The company announced its first quarter fiscal 2012 results Monday, November 28. I encourage you to read the press release.
AXU is just one example of how our secret strategy can lead to potential winners among our stock selections. We try not to be over-confident, and usually we won't use more than 5% of our investment capital on any one investment selection.
Another example is Endeavour Silver (EXK), a silver miner that discusses its operation in detail here. Billionaire Eric Sprott is evidently invested in it, and offers advice to the top executives of silver mining companies like EXK. Ed Steer of Casey Research stated on 11/25/11:
I was intrigued by Eric Sprott's comments about silver mining companies saving parts of their cash reserves in silver instead of just sticking it in the bank.
As I pointed out in this column a couple of weeks back, Endeavour Silver has already squirreled away 270,000 ounces...and if Eric can convince other silver companies to do the same thing, this would be beneficial to them...and to us as shareholders once the silver price starts to run to the upside.
The silver and gold exploration and production companies, especially the smaller, better run ones, are the kind of investment that can lead to outstanding results.
Don't forget though, there is still a correlation between reward and risk. If you're swinging for the fences, you're taking higher risk. But it doesn't need to be dumb risk. Do your due diligence and know all you can about it before investing.
4. Timing is more important than we want to admit. It's as important as contemplating, researching and creating a carefully honed wish list. A good example of this is Mexican food restaurant chain Chipotle Mexican Grill (CMG). Take a look at this chart going back to the end of 2006:
CMG was founded in 1993 and is headquartered in Denver, Colo. From 1998 to 2006 McDonald's Corp (MCD) owned a majority interest in CMG, and spun off or divested that majority interest in 2006. (Look what happened in the chart above.)
If we'd been watching CMG patiently after MCD unloaded its shares, we would have eventually had a Black Swan opportunity -- like the last quarter of 2008 -- to buy CMG shares at the bargain-basement price of around $40 a share.
Some market analysts are saying that this period (July 2011 through November 2011) reminds them a lot of late 2008 when it comes to the stock market. That means we may be able to find the next CMG while its shares are on sale.
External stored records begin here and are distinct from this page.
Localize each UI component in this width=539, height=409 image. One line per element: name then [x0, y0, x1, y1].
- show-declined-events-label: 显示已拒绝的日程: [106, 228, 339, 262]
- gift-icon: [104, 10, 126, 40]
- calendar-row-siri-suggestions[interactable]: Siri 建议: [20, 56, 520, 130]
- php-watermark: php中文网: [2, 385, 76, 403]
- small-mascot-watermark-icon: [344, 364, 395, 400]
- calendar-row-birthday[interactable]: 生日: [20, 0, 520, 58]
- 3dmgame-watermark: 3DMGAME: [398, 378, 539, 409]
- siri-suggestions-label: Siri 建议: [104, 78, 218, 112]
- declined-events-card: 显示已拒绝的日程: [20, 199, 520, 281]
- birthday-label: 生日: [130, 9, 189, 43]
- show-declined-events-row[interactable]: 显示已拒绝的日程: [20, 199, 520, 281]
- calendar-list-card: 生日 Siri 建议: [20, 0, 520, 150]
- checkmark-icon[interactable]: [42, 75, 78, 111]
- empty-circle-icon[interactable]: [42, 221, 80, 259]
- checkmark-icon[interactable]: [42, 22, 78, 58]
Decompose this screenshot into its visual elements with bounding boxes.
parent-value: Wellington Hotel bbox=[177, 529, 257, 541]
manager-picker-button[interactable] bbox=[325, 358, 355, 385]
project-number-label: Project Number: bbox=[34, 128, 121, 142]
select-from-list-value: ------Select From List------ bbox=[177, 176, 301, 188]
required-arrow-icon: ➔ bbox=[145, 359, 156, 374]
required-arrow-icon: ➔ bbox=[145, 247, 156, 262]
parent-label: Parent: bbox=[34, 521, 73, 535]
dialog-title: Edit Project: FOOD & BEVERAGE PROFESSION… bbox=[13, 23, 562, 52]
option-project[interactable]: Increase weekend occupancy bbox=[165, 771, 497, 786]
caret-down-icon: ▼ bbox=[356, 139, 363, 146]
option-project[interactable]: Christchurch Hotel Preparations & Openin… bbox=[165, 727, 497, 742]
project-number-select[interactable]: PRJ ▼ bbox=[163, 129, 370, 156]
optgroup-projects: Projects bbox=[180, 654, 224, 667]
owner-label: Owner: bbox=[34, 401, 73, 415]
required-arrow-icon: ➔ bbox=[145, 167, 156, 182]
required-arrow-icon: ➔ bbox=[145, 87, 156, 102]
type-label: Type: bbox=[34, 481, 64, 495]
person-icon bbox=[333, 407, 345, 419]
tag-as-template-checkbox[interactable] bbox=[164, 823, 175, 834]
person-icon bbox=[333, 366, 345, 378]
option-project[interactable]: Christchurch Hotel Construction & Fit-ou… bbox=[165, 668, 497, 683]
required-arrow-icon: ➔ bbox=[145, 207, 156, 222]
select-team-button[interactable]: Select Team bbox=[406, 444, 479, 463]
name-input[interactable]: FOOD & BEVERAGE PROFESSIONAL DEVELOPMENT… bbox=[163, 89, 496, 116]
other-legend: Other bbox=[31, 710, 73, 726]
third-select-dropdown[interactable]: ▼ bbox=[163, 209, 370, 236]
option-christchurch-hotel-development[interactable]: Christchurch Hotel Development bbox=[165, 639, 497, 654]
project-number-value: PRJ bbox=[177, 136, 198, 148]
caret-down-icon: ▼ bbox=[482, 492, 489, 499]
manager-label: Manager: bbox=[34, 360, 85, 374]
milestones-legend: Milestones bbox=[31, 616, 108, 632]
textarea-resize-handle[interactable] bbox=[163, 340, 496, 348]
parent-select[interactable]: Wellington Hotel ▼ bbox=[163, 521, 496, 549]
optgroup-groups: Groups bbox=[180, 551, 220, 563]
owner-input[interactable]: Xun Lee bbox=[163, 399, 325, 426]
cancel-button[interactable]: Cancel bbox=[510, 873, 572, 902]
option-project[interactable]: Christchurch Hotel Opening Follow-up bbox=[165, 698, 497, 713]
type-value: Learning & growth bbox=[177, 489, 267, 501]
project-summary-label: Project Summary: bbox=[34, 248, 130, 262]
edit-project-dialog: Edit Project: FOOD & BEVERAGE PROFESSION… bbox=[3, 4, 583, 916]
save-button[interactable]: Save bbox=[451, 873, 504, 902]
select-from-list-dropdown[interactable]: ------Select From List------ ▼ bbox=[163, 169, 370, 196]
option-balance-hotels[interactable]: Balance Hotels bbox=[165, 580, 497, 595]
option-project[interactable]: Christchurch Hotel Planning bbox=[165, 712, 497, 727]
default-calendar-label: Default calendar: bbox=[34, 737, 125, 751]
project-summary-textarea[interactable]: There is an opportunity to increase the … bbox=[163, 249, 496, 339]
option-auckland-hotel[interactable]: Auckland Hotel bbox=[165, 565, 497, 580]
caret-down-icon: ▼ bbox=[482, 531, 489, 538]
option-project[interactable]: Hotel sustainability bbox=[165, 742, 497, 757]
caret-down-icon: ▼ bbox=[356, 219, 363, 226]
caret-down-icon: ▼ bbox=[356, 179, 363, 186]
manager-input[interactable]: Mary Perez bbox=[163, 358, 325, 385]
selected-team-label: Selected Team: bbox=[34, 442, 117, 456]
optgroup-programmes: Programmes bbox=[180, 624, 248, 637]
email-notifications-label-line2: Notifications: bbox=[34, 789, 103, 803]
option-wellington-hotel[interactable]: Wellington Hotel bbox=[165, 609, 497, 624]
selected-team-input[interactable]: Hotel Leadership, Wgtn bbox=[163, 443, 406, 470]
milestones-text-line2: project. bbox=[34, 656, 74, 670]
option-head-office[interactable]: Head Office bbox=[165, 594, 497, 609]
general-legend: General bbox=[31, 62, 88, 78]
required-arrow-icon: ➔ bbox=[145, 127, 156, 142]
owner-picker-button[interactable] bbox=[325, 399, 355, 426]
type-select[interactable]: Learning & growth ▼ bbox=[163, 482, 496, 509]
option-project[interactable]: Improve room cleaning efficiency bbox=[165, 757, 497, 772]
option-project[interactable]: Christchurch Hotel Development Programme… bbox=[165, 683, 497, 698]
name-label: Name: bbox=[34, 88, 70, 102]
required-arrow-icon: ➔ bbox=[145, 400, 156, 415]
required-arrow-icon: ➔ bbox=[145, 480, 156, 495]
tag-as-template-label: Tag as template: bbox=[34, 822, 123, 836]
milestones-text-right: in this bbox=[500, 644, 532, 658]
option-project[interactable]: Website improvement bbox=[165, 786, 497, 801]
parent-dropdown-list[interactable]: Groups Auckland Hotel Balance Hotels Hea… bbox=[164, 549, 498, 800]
The "secret" about this strategy is that few people want to admit its time-tested validity, nor do they want to exercise the patience, due diligence and self-control necessary to make it produce the positive results that investors greatly desire. It reminds me of the poem by Robert Frost (1874-1963), "The Road Not Taken" -- also referenced by Steve Jobs in his quote above:
I've always loved the part that reads:
Two roads diverged in a wood, and I
I took the one less traveled by,
And that has made all the difference.
As we apply this K.I.S.S. investing strategy, one that is "less traveled by," I believe you'll find it will make a great difference in your investment experiences and hopefully your results as well.
Consider it carefully, and as Steve Jobs stated it, it should connect you down "the road [that] will give you the confidence to follow your heart even when it leads you off the well worn path; and that will make all the difference."